«La biodiversité doit faire partie des cultures.»

10. mars 2020



Bruno Martin est considéré comme un pionnier du vin bio, et ce, pas uniquement dans la région du Seeland bernois. Ce vigneron peu conventionnel se bat depuis 25 ans pour la biodiversité dans les vignes. C’est un véritable passionné de la faune et de la flore. Ses valeurs sont nobles, ses vins ont été plusieurs fois primés.


Elle fait partie intégrante de l’ADN de l’agriculture biologique. Que signifie la biodiversité pour vous?



Un équilibre écologique stable, une interaction entre les auxiliaires, les parasites et les surfaces de compensation. Contrairement à ce que beaucoup de gens pensent, la biodiversité ne vient pas s’ajouter à autre chose dans le sens: le champ est ici et la diversité des espèces est là. L’aménagement d’une surface de compensation à côté de deux hectares de pommes de terre, cela est loin d’être suffisant. Ce qui est essentiel, c’est l’interaction au sein même des cultures. Les vignobles en sont un excellent exemple.

Pourquoi précisément les vignobles?



La viticulture est souvent pratiquée là où l’agriculture n’est pas ou peu appropriée. Par exemple, dans les zones difficiles d’accès, telles que les pentes abruptes, où le travail est fastidieux car – comme ici à Gléresse – les terrains ne sont pas adaptés aux tracteurs et aux machines. Dans les vignes, des structures appropriées telles que têtes rocheuses, steppes rocheuses, haies, surfaces rudérales ou chênaies pubescentes sont déjà présentes. La biodiversité fonctionne bien ici car elle fait partie de la culture.
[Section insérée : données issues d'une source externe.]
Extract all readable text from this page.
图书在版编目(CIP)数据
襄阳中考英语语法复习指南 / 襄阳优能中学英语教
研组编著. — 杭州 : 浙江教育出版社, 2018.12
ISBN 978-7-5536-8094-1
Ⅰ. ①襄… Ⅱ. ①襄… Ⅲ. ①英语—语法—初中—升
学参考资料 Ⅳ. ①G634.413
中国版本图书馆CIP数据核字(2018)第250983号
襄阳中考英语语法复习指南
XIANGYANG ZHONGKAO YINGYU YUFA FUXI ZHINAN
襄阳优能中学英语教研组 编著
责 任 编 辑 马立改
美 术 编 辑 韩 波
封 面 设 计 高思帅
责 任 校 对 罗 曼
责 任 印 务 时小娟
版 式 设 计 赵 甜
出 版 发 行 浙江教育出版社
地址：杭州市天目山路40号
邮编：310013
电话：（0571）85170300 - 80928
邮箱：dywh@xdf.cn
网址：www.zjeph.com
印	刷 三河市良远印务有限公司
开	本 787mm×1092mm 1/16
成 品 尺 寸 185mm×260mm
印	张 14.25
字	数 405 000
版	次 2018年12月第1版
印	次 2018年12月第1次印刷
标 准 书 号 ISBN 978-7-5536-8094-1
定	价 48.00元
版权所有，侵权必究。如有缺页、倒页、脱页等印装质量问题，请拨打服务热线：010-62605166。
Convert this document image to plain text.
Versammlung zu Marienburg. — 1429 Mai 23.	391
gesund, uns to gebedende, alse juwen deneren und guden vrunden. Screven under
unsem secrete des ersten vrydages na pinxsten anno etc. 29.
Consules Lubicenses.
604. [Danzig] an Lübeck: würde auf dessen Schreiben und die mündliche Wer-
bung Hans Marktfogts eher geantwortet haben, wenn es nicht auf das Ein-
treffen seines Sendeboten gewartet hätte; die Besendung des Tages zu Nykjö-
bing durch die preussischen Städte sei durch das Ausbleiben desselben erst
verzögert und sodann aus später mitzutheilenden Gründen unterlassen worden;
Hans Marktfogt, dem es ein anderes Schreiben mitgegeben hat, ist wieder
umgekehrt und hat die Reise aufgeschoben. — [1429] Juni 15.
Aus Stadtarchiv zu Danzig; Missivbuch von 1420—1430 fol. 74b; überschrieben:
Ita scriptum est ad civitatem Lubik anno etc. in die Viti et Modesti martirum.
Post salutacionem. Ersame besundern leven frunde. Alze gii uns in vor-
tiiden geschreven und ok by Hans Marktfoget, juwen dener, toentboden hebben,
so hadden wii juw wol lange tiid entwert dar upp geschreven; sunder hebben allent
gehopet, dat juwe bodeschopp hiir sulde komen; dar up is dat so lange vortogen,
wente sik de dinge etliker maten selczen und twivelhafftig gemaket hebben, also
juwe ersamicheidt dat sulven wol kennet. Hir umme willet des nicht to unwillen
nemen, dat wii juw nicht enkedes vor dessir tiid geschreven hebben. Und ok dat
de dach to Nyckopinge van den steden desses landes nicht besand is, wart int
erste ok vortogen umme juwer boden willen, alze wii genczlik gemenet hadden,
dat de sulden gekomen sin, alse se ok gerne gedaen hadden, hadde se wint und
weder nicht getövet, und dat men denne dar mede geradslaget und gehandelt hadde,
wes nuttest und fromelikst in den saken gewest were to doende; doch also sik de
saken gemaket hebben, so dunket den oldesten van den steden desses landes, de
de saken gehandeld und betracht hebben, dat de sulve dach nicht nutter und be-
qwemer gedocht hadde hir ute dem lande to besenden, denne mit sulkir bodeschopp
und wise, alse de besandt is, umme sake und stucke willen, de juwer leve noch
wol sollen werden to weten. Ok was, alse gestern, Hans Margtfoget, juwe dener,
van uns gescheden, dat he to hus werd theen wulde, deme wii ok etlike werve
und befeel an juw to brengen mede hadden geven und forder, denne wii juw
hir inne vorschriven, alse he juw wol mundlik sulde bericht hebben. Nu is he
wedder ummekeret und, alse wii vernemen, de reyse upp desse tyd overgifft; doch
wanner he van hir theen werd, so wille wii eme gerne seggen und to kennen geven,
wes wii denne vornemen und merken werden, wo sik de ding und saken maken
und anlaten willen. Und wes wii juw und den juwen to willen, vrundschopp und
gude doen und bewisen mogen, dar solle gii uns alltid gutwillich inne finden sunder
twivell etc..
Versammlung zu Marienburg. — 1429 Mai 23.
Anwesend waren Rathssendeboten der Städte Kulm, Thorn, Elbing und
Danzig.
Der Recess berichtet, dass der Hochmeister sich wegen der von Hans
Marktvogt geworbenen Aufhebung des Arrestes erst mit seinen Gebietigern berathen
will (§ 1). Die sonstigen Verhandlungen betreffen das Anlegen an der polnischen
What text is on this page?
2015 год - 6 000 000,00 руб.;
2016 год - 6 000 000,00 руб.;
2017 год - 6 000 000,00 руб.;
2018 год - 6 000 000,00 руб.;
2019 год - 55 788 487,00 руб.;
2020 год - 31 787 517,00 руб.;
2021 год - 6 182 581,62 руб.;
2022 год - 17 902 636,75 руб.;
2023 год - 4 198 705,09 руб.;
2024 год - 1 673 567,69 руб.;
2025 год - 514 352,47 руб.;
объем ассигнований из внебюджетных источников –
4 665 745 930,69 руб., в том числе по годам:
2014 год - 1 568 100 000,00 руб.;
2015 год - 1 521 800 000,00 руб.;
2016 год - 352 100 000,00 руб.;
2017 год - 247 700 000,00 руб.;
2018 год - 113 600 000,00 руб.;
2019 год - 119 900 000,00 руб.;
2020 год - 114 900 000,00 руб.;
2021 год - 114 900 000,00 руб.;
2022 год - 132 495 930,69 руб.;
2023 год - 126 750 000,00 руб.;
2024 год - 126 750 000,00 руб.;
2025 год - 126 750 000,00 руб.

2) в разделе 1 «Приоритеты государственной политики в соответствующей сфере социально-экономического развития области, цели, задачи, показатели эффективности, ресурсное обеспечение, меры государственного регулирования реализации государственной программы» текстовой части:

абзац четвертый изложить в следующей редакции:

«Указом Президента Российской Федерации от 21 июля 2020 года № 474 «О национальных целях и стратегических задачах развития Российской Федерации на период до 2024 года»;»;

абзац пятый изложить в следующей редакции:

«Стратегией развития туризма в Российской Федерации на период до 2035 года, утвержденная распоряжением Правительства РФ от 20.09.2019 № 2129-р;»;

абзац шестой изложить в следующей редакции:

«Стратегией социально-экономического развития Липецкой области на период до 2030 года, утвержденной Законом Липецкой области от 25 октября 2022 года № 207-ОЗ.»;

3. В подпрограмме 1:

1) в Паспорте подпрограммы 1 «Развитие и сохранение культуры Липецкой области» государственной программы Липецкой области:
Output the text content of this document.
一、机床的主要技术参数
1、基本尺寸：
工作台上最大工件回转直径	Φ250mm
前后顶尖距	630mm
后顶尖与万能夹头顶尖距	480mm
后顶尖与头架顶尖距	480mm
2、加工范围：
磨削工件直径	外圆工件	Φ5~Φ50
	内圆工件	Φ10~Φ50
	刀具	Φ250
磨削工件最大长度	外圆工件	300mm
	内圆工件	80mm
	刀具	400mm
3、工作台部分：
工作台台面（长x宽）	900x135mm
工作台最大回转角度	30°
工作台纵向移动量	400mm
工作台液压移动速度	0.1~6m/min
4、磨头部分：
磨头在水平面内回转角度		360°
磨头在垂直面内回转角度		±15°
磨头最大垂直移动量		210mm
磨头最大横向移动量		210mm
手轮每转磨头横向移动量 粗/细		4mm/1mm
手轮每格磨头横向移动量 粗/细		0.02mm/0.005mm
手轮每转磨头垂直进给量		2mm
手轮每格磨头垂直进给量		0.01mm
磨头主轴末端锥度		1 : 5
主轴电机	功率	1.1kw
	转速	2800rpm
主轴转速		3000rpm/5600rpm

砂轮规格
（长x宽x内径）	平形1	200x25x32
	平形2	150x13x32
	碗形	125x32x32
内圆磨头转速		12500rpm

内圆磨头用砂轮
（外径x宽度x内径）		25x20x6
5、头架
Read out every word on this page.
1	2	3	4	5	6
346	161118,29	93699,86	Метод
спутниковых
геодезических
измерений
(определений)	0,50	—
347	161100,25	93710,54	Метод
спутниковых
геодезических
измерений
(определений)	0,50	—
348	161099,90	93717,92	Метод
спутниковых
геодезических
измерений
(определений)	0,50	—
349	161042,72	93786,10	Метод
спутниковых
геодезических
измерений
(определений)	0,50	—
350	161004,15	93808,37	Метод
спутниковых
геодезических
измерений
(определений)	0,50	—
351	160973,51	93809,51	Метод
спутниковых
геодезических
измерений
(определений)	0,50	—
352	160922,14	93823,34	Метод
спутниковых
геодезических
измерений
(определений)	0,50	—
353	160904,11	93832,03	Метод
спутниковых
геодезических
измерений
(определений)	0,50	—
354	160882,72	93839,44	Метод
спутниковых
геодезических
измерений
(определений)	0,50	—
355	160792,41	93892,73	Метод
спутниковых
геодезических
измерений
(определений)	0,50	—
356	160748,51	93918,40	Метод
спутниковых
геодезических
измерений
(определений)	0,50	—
À quoi pensez-vous en particulier?



Aux églantiers, lierres, buissons, haies, arbres haute-tige, tas de pierres. Ils fournissent des abris et de la nourriture aux belettes, serpents, lézards, oiseaux, papillons et insectes. Notre travail a également un impact sur la diversité invisible présente dans le sol. Selon Ueli Remund, 245 espèces vivent dans un vignoble. Dans un champ de maïs, vous n’en trouvez guère plus de deux, avec un peu de chance et de la végétation, peut-être entre 20 et 30. Lorsque j’ai débuté, je voulais avoir dans mes vignes autant d’espèces que possible et un équilibre écologique stable. Dès 1981, j’ai arraché les vignes, arrêté de pulvériser et ç’a été un échec total. L’acariose, l’araignée rouge et l’acarien jaune m’ont alors ouvert les yeux. Mais une fois que suffisamment d’espèces se sont établies, cela fonctionne. Aujourd’hui, je sais qu’il n’est pas nécessaire d’en avoir beaucoup. Et tout doit se passer au sein des cultures, pas en dehors. Sinon, nous ne pourrons pas renoncer aux produits dont nous ne voulons plus dans l’agriculture biologique.



Qu’est-ce qui nuit à la biodiversité?



L’ignorance, la facilité et l’habitude de continuer tout simplement à appliquer ce qu’on a appris. Au début des années 90, j’étais le cinglé d’écolo, ici. Mes vignes n’étaient vraiment pas belles à voir, au début. Seule ma conviction que j’étais sur la bonne voie et que le système allait s’équilibrer m’a donné l’assurance nécessaire pour continuer. Sinon, j’aurais craqué. Pourquoi se contenter d’un rendement peu élevé quand il pourrait être plus beaucoup important? La société et l’environnement exercent une pression énorme. C’est pourquoi, rares sont ceux qui l’ont fait à l’époque.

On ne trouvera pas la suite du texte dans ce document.